Author: Valarie S. Zeeck, Gordon Thomas Honeywell LLP
- The Washington Law Against Discrimination (WLAD) is broader and more favorable to employees than federal anti-discrimination laws. See Discrimination Under Washington Law Against Discrimination.
- The WLAD prohibits discrimination on the basis of race, creed, color, religion, gender, sexual orientation, ancestry, national origin, age, sensory, physical or mental disability, membership in the military or status as a veteran, or the use of a trained dog guide or service animal. See Discrimination Under Washington Law Against Discrimination.
- The WLAD applies to all employers (public and private) with eight or more employees, except nonprofit religious organizations and those individuals who are employed by a parent, spouse, or children. See Coverage.

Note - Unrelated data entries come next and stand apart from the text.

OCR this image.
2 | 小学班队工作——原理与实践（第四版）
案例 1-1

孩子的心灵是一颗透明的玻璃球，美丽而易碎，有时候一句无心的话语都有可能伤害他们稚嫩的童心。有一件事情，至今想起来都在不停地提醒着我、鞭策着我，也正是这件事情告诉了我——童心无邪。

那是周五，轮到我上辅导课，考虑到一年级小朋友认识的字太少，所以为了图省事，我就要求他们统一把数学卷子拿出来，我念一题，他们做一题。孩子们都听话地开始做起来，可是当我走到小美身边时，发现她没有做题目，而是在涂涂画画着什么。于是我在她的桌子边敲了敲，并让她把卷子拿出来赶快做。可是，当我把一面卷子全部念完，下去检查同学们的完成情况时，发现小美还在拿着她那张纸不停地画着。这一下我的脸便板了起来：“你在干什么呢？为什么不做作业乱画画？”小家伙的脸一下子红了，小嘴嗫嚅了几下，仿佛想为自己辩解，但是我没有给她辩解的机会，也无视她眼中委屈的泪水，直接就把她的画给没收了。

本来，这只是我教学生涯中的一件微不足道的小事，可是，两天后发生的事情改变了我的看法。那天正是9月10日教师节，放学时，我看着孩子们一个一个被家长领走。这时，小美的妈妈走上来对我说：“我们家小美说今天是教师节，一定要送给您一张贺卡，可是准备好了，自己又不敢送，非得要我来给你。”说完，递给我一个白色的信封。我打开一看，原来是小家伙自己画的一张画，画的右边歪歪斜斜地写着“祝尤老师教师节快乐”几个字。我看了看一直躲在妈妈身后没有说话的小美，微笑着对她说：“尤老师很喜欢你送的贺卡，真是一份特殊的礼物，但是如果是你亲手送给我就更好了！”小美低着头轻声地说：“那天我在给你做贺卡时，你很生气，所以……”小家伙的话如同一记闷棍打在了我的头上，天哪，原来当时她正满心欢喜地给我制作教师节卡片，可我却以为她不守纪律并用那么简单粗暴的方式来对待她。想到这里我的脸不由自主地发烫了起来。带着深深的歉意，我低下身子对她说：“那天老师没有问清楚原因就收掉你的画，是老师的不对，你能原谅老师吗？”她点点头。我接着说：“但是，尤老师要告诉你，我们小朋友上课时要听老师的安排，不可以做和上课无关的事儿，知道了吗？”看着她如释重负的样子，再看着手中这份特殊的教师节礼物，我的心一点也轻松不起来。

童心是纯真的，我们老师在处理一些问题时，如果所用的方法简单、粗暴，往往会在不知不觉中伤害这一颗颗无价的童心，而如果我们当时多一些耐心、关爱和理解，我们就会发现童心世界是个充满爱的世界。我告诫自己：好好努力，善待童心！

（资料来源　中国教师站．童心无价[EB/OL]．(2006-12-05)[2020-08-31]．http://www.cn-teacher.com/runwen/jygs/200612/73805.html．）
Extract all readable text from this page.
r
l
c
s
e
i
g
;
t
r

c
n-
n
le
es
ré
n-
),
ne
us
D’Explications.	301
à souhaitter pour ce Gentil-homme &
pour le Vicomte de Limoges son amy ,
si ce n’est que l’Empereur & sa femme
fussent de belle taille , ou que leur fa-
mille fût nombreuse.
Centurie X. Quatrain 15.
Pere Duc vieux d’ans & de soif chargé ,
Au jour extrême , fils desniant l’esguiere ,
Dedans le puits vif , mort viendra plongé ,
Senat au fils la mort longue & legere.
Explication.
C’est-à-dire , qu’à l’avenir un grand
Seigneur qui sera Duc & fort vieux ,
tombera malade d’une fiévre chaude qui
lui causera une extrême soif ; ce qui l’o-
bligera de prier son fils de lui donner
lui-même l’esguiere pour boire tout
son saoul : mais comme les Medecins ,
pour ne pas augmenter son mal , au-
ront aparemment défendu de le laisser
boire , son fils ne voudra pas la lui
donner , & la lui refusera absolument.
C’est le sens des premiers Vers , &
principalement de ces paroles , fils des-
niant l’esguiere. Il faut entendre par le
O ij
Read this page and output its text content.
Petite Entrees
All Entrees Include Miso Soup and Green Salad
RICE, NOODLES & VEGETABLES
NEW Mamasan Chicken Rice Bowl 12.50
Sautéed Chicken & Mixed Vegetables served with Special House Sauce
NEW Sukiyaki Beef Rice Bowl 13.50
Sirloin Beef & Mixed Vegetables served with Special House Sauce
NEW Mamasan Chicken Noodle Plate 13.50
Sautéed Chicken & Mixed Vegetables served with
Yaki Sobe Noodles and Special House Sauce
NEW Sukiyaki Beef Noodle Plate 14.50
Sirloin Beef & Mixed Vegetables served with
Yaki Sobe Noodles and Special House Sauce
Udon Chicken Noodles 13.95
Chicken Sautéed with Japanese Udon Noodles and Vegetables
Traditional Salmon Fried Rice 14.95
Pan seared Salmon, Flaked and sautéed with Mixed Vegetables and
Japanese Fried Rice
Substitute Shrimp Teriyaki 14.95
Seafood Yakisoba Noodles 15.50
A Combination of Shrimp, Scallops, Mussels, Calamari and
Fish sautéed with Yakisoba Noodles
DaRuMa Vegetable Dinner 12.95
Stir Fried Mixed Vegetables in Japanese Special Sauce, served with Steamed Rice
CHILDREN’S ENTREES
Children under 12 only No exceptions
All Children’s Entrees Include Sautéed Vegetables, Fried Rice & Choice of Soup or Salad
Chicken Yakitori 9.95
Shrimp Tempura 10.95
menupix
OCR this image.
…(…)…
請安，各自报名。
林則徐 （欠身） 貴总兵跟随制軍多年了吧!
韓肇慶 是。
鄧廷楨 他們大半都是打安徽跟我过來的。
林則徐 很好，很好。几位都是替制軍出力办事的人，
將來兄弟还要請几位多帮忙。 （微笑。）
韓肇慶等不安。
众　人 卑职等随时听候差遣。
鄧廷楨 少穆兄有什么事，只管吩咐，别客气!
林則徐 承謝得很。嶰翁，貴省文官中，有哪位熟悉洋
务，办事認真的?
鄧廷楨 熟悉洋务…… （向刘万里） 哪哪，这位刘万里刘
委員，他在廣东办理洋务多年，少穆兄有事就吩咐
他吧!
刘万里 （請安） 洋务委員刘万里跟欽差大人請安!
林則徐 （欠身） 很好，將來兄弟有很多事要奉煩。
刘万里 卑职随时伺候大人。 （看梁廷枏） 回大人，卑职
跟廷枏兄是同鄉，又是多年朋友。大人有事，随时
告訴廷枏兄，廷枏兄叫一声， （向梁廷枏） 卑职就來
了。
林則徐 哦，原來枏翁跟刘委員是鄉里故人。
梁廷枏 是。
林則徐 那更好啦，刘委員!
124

- Claims of discrimination may be made under a disparate treatment, disparate impact or harassment theories. See Establishing a Claim of Discrimination.
- Washington courts generally use the McDonnell-Douglas burden shifting analysis to consider claims of discrimination. See Establishing a Claim of Discrimination.
- As a general rule, Washington employees may but are not required to file a complaint with federal, state or local equal employment or human rights commissions (or equivalent) before filing suit. Any such claim should be filed within 6 months of the date the alleged discriminatory act occurred. See Administrative Process and Judicial Proceedings.